Page publiée le 12 juillet 2011 pour le cent quarantième anniversaire de la Commune de Paris (mars-mai 1871)

        

 Sur une barricade, au milieu des pavés
 Souillés d’un sang coupable et d’un sang pur lavés
Un enfant de douze ans est pris avec des hommes
Es-tu de ceux-là, toi ? – L’ enfant dit : nous en sommes.
C’est bon, dit l’officier, on va te fusiller.
Attends ton tour – L’enfant voit des éclairs briller,
Et tous ses compagnons tomber sous la muraille.
Il dit à l’officier : permettez-vous que j’aille
Rapporter cette montre à ma mère chez nous ?
Tu veux t’enfuir ? – Je vais revenir – Ces voyous
ont peur ! Où loges-tu ? – là près de la fontaine,

Et je vais revenir, monsieur le capitaine –
Va t’en, drôle ! L’enfant s’en va – piège grossier
Et les soldats riaient avec leur officier,
Et les mourants mêlaient à ce rire leurs râles ;
Mais le rire cessa, car soudain l’enfant pâle
Brusquement reparu, fier comme Viala
Vint s’adosser au mur et leur dit : me voilà. 

La mort stupide eut honte, et l’officier fit grâce. 

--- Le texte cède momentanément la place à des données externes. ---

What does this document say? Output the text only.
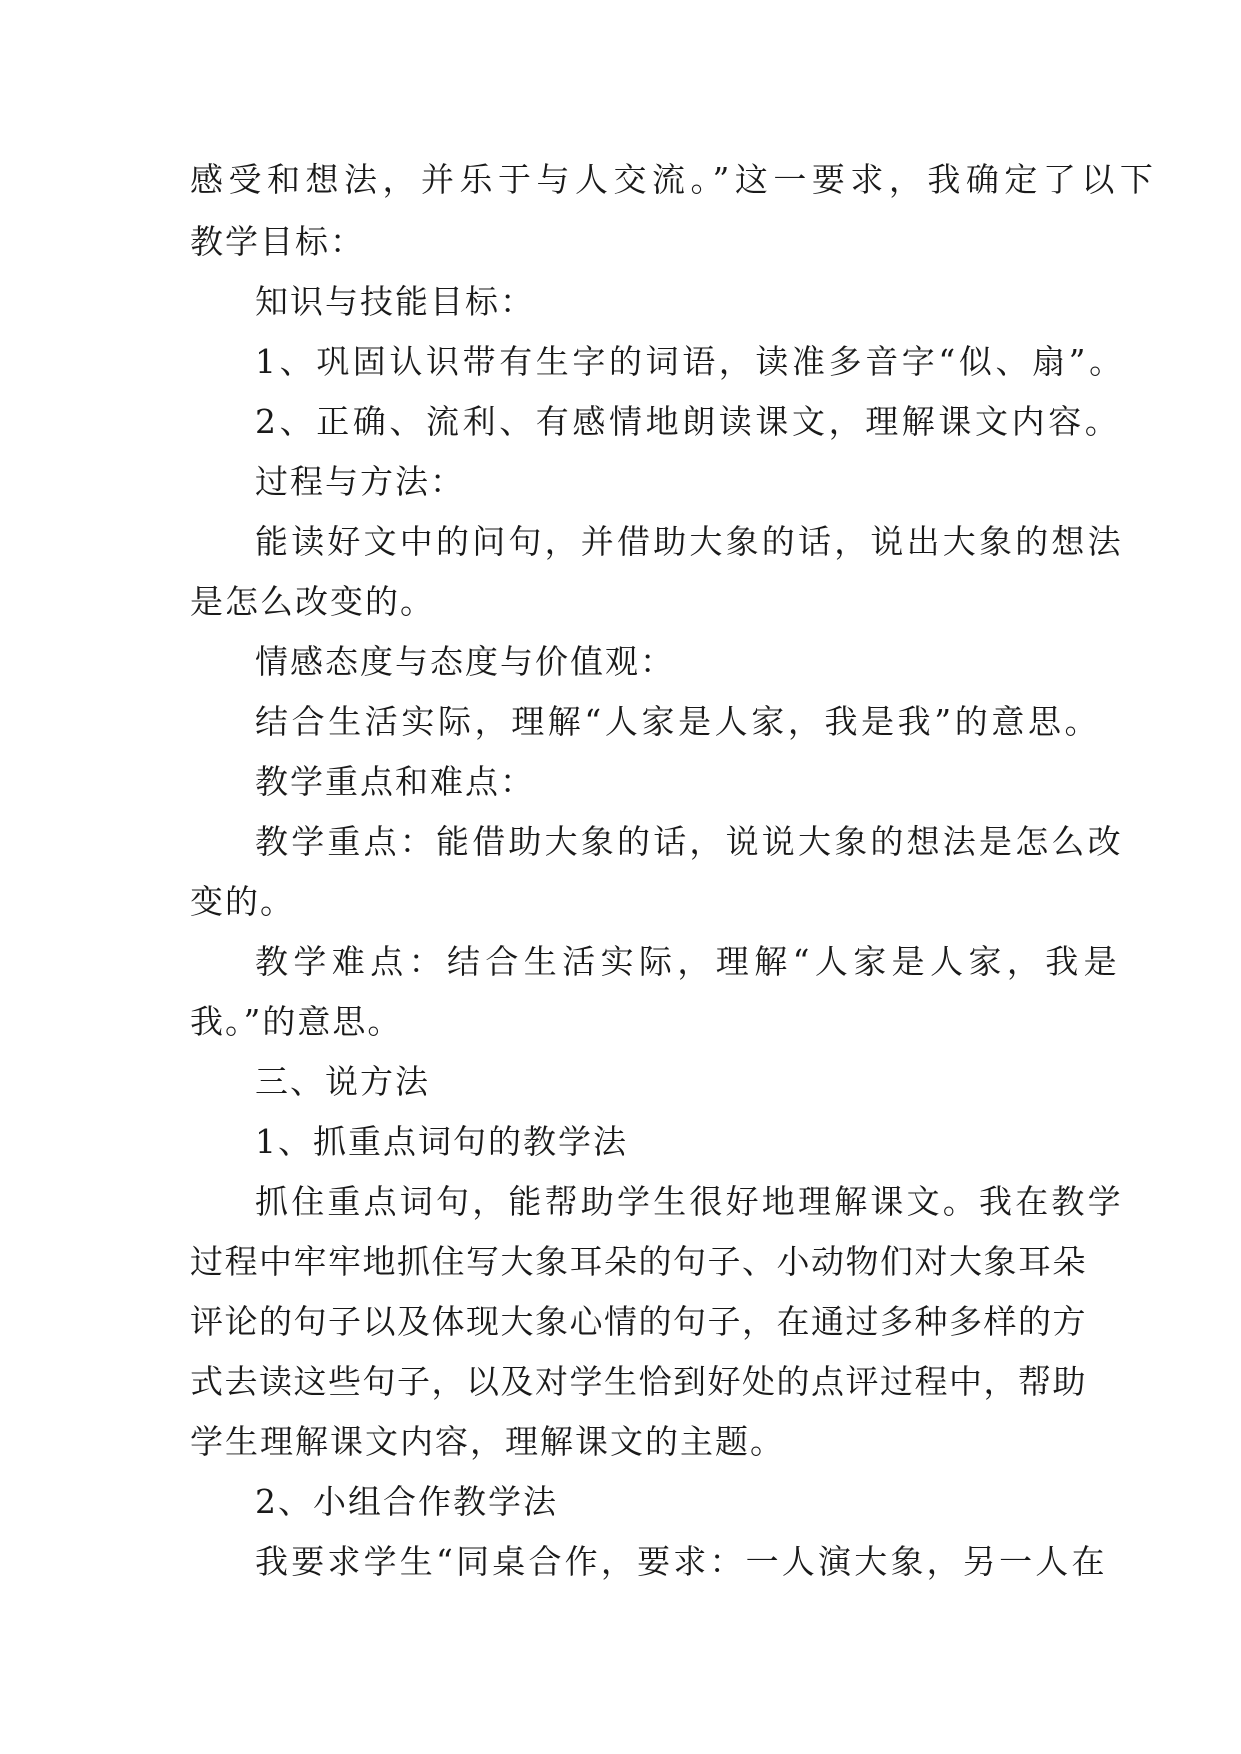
感受和想法，并乐于与人交流。”这一要求，我确定了以下
教学目标：
知识与技能目标：
1、巩固认识带有生字的词语，读准多音字“似、扇”。
2、正确、流利、有感情地朗读课文，理解课文内容。
过程与方法：
能读好文中的问句，并借助大象的话，说出大象的想法
是怎么改变的。
情感态度与态度与价值观：
结合生活实际，理解“人家是人家，我是我”的意思。
教学重点和难点：
教学重点：能借助大象的话，说说大象的想法是怎么改
变的。
教学难点：结合生活实际，理解“人家是人家，我是
我。”的意思。
三、说方法
1、抓重点词句的教学法
抓住重点词句，能帮助学生很好地理解课文。我在教学
过程中牢牢地抓住写大象耳朵的句子、小动物们对大象耳朵
评论的句子以及体现大象心情的句子，在通过多种多样的方
式去读这些句子，以及对学生恰到好处的点评过程中，帮助
学生理解课文内容，理解课文的主题。
2、小组合作教学法
我要求学生“同桌合作，要求：一人演大象，另一人在
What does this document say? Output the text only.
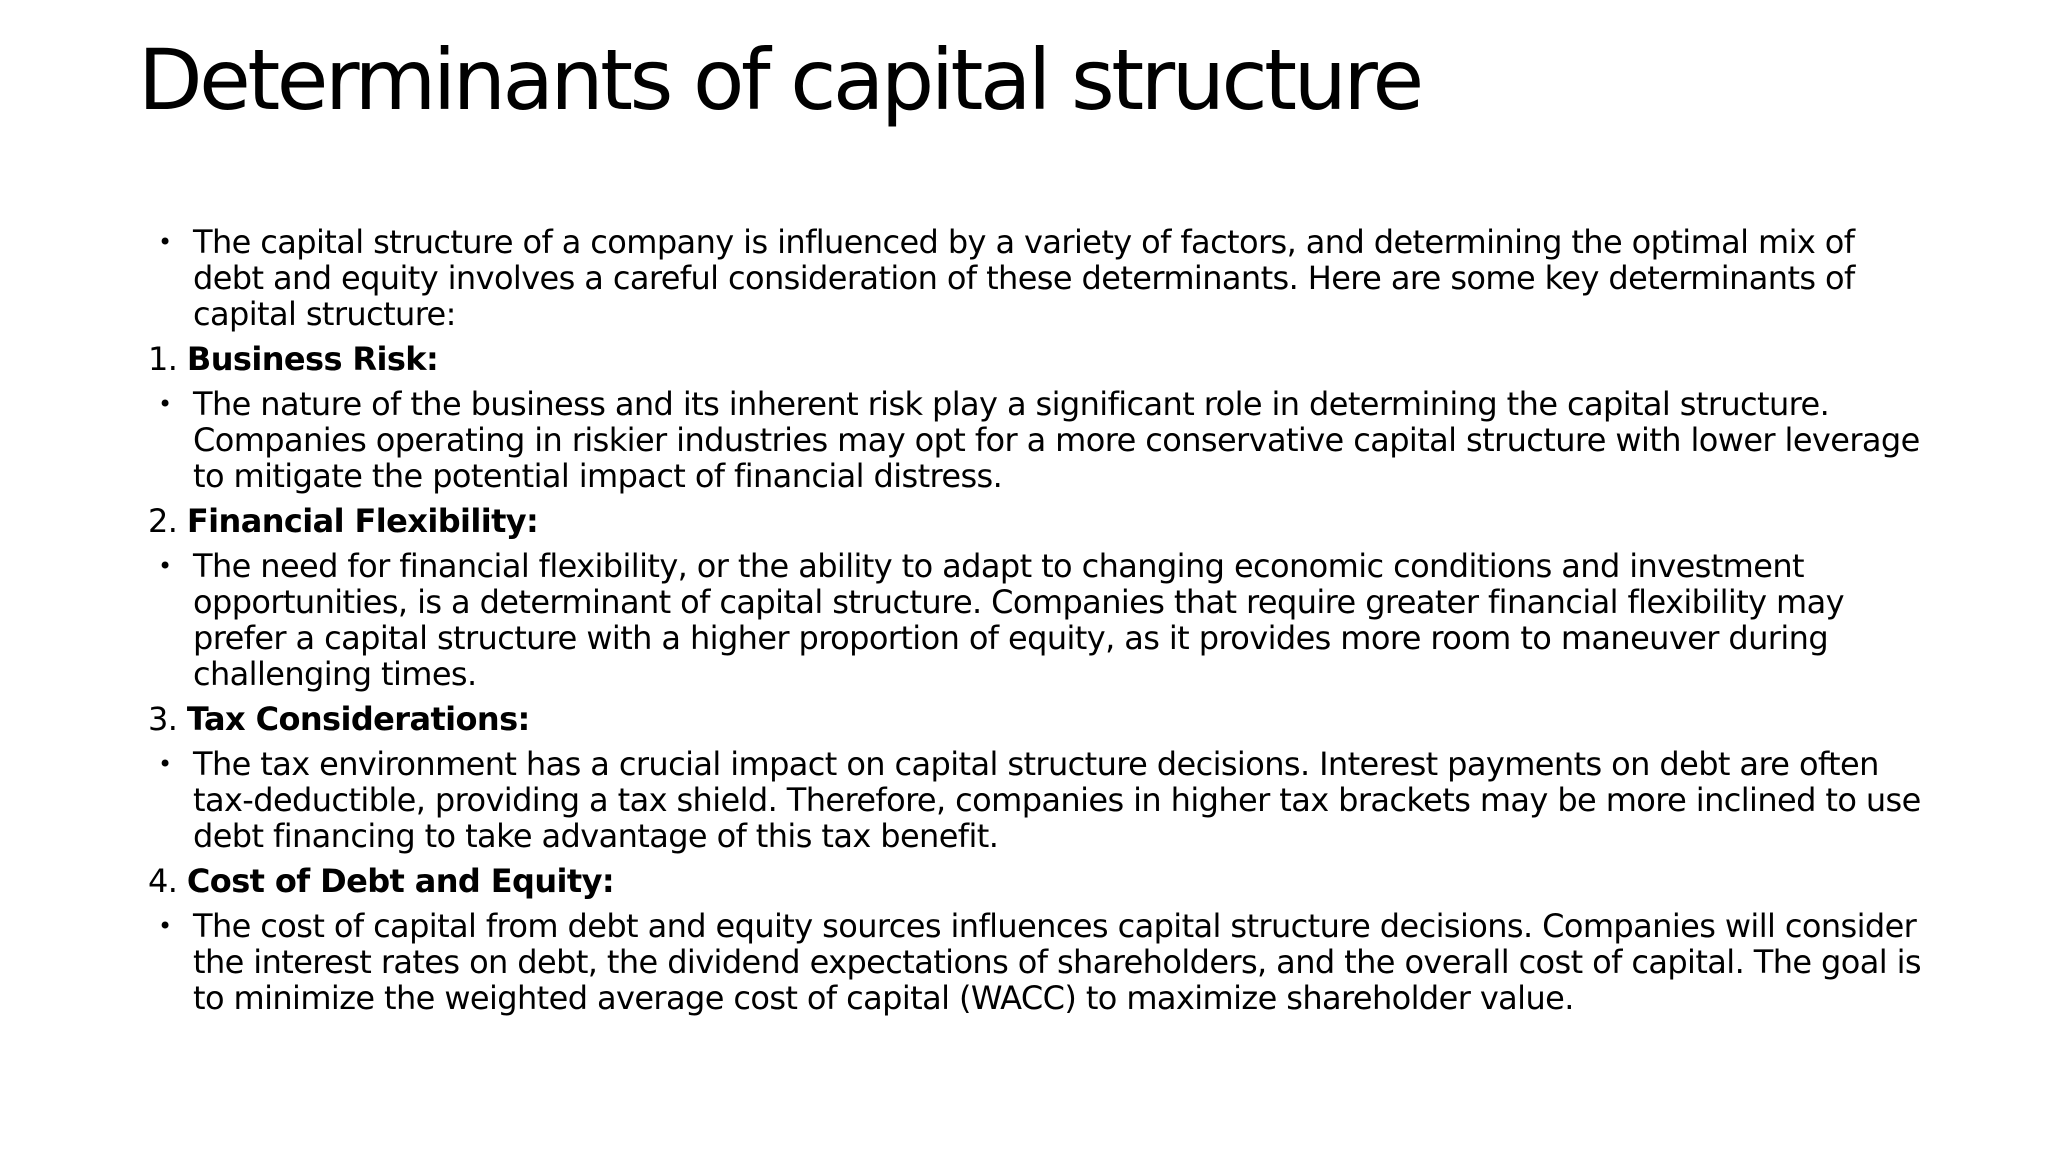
Determinants of capital structure
• The capital structure of a company is influenced by a variety of factors, and determining the optimal mix of debt and equity involves a careful consideration of these determinants. Here are some key determinants of capital structure:
1. Business Risk:
• The nature of the business and its inherent risk play a significant role in determining the capital structure. Companies operating in riskier industries may opt for a more conservative capital structure with lower leverage to mitigate the potential impact of financial distress.
2. Financial Flexibility:
• The need for financial flexibility, or the ability to adapt to changing economic conditions and investment opportunities, is a determinant of capital structure. Companies that require greater financial flexibility may prefer a capital structure with a higher proportion of equity, as it provides more room to maneuver during challenging times.
3. Tax Considerations:
• The tax environment has a crucial impact on capital structure decisions. Interest payments on debt are often tax-deductible, providing a tax shield. Therefore, companies in higher tax brackets may be more inclined to use debt financing to take advantage of this tax benefit.
4. Cost of Debt and Equity:
• The cost of capital from debt and equity sources influences capital structure decisions. Companies will consider the interest rates on debt, the dividend expectations of shareholders, and the overall cost of capital. The goal is to minimize the weighted average cost of capital (WACC) to maximize shareholder value.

Enfant, je ne sais point, dans l’ouragan qui passe
Et confond tout, le bien , le mal, héros , bandits,
Ce qui dans ce combat te poussait, mais je dis
Que ton âme ignorante est une âme sublime.
Bon et brave, tu fais, dans le fond de l’abîme,
Deux pas, l’un vers ta mère et l’autre vers la mort ;
L’enfant a la candeur et l’homme a le remord,
Et tu ne réponds point de ce qu’on te fit faire ;
Mais l’enfant est superbe et vaillant qui préfère
À la fuite, à la vie, à l’aube, aux jeux permis,
Au printemps, le mur sombre où sont morts ses amis.